Superior Homes, LLC, the parent company of Superior Homes of Louisiana, LLC, is based in South Dakota and has been producing modular products for the last 50 years. The new 71,000-square-foot facility located in Clinton, LA, will build modular homes, schools, restaurants, dorms, cafeterias and other light commercial buildings. Construction of the new homes and buildings is scheduled to begin October 2008. Louisiana continues to attract the steel industry’s attention. In May, Nucor Corporation announced it had applied for a permit to build a state-of-the-art iron-making facility in St. James Parish, LA. The new company would be called "Nucor Steel Louisiana."

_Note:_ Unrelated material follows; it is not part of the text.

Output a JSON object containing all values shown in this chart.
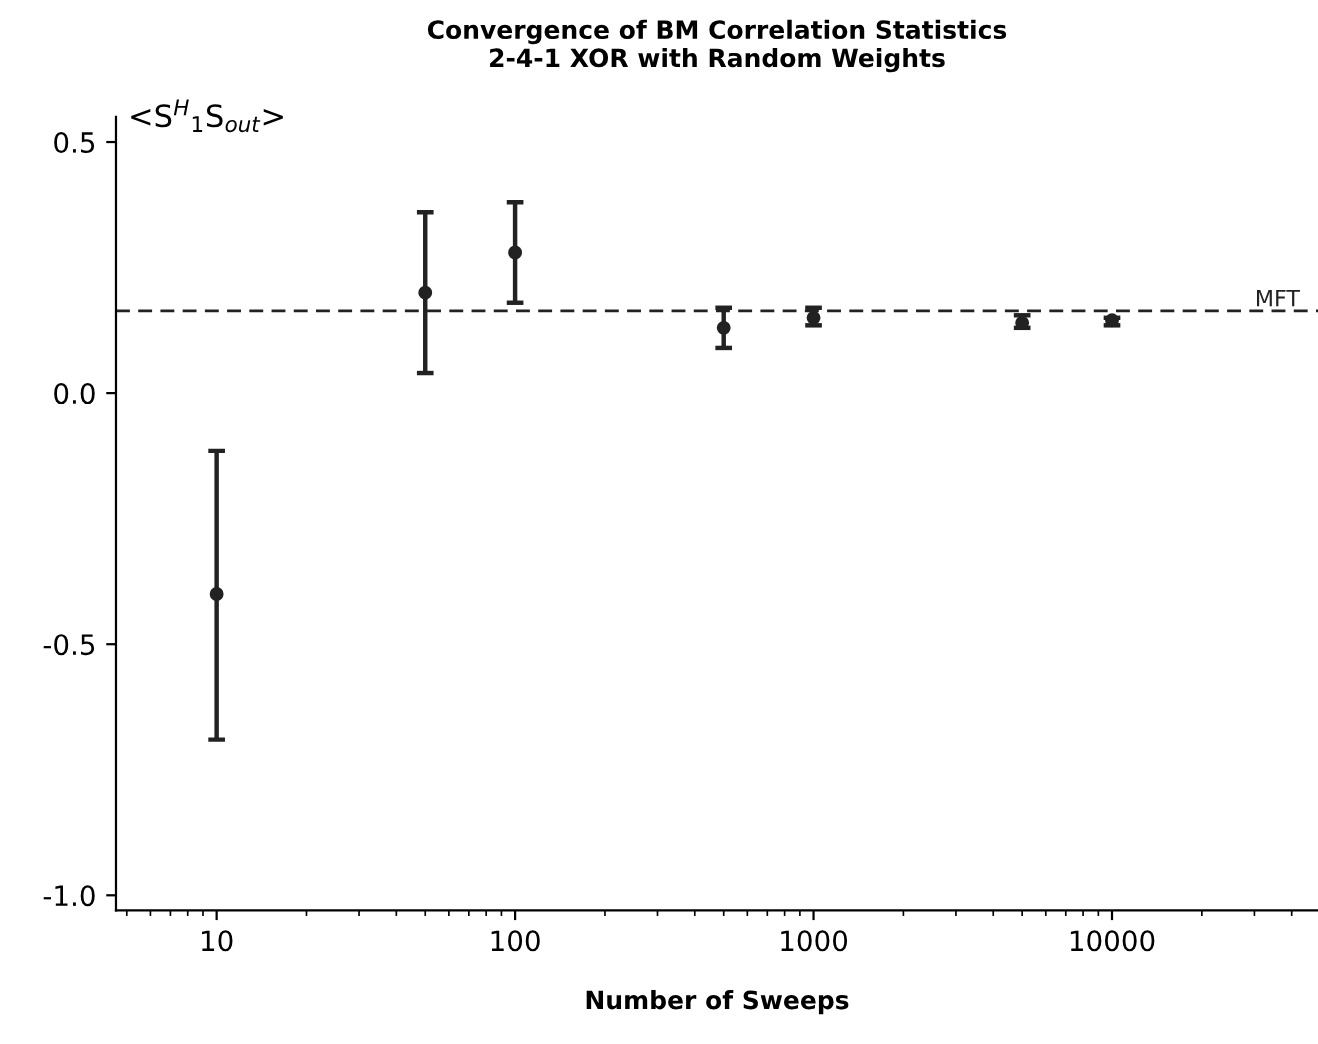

Over the past two years, Nucor has evaluated multiple sites in the United States and abroad. In its analysis, Nucor considered many factors – site features, transportation, permitting, the commitment of the state's leadership to the project and the proposed incentive packages. The competitiveness of Louisiana's proposed incentive package, including significant infrastructure improvements and the state's ability to move quickly, were very important in the analysis. The large site on the Mississippi River is the only U.S. location being considered. Sites outside of the United States are still under active consideration. If the project lands in the United States, it would be the first greenfield pig iron facility built here in more than 30 years.
"We are proud that Nucor, a company with a great reputation for creating jobs in the U.S., is considering Louisiana for this important project," Jindal said. "This would provide a tremendous boost to Louisiana's economic development and further job creation. We will continue to work with local communities here to attract a facility that can become a national model for responsible manufacturing and economic growth."
If the company selects St. James Parish, Nucor would build a new high-capacity port on the river capable of handling ocean vessels, as well as barges of coal and pig iron. The project's first phase would require a $2 billion investment and directly create 2,000 jobs during peak construction. Five hundred permanent Nucor jobs would be created, earning an average annual salary of $75,000, plus benefits – roughly twice the area's median household income.
If the second phase is built, Nucor would invest $1 billion for a second 3-million-ton blast furnace, increasing permanent employment to 750.
The company is expected to make a decision about its plans in early summer 2008.